Computer Science Problem Solving: Course Outline
General Information
| Class: | T Th 12:30-14:00 @ SCRF1024 |
| Coordinators: |
Ali Taleghani, Igor Naverniouk |
|
e-mails: ali{at}math{dot}ubc{dot}ca, igor{at}lexansoft{dot}com
|
| (optional) Text: |
Cormen, Leiserson, Rivest, Stein: Introduction to Algorithms |
About the Course
| Objectives: |
After completing this course, you will have:
- - Acquired an in-depth understanding of a variety of algorithms
- Theoretical basis and efficient implementation.
- - Mastered practical programming skills
- - Developed a useful personal code library
- We will be implementing a large number of
algorithms common to many programming projects.
|
|
| Contents: |
We will begin with a practical overview of input/output methods
in C++ and Java. The C++ Standard Template Library is then reviewed
with focus on streams and useful datastructures. To motivate our
discussion of more efficient algorithms, we will take a brief look at
brute force solutions to some common problems. We follow with a
discussion of dynamic programming, memoization, number-theoretic
algorithms, computational geometry, graph algorithms, and string
parsing. Time permitting, we will look at NP-complete and NP-hard
problems and efficient ways of using brute force methods.
|
|
| Resources: |
We will be using an automated judging software. The students will
submit their problem solutions to the judge by e-mail and receive
feedback as to the correctness and efficiency of their source code. After
the submission deadline, we will collect the submissions from the
automated judge for marking.
A similar automated judge, along with a large problem archive of
over 1000 problems, is available on the University of Valladolid (Spain)

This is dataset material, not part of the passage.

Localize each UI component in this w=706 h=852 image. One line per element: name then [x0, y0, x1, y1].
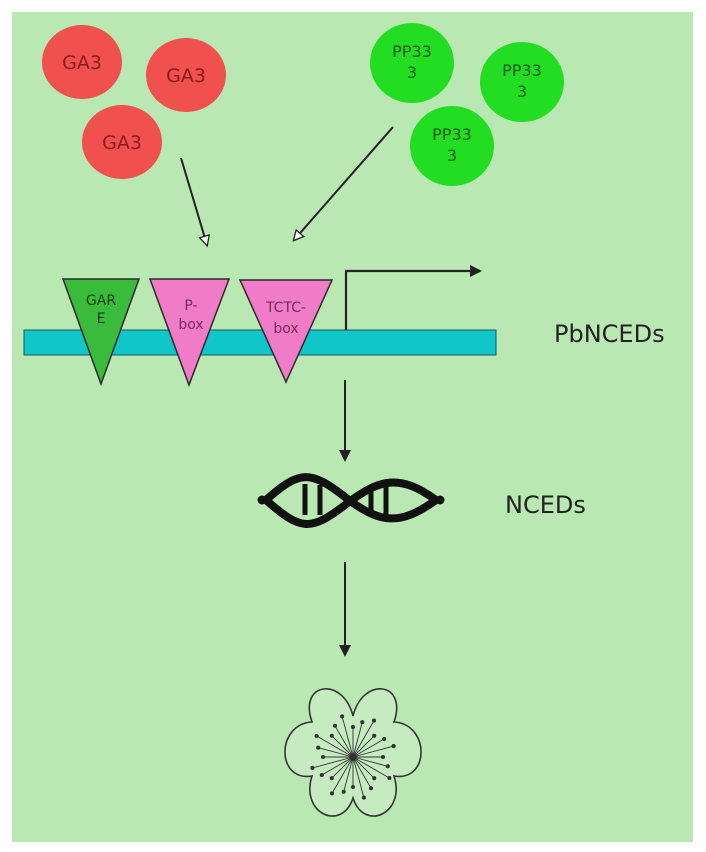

website at http://acm.uva.es/p.
This on-line judge can be used as an additional testing tool for
the students' submissions.
The textbook is available in the bookstore and is the course
textbook used in CPSC320 and CPSC420. Either of the two editions
will be sufficient.
|
| Assessment: |
The final grades will be determined from the following components:
| Weekly problem sets: | 20% |
| Quizzes: | 30% |
| Two midterms: | 20% |
| Final exam: | 30% |
|
| Homework: |
There will be a problem set assigned every week. Students will have one
week to submit their solutions to the automated judge. Solutions producing
the correct output for the test data are deemed correct, but extremely
inefficient solutions will not be accepted. Incorrect solutions will be
judged manually for part marks.
Late assignments will be accepted during a period of one week after the
deadline with a penalty of 50%. Solutions that are mostly correct and on time
will receive higher marks than late submissions.
|
| Schedule: |
| 2 weeks | I/O, STL, java.util |
| 1 week | Brute force |
| 1 week | Dynamic programming and memoization |
| Midterm 1 | |
| 2 weeks | Number theoretic algorithms |
| 3 weeks | Graph algorithms |
| Midterm 2 | |
| 1 week | String parsing |
| 1 week | Computational geometry |
| 1 week(*) | NP-complete and NP-hard problems |
|
| Plagiarism: |
In accordance with the official department policy, plagiarism will not
be tolerated. You are welcome to collaborate on the weekly assignments,
provided you acknowledge your partners. For the quizzes, you will be
allowed to use printed copies of your own code.
Both midterms and the final exam will be closed-book.
|
|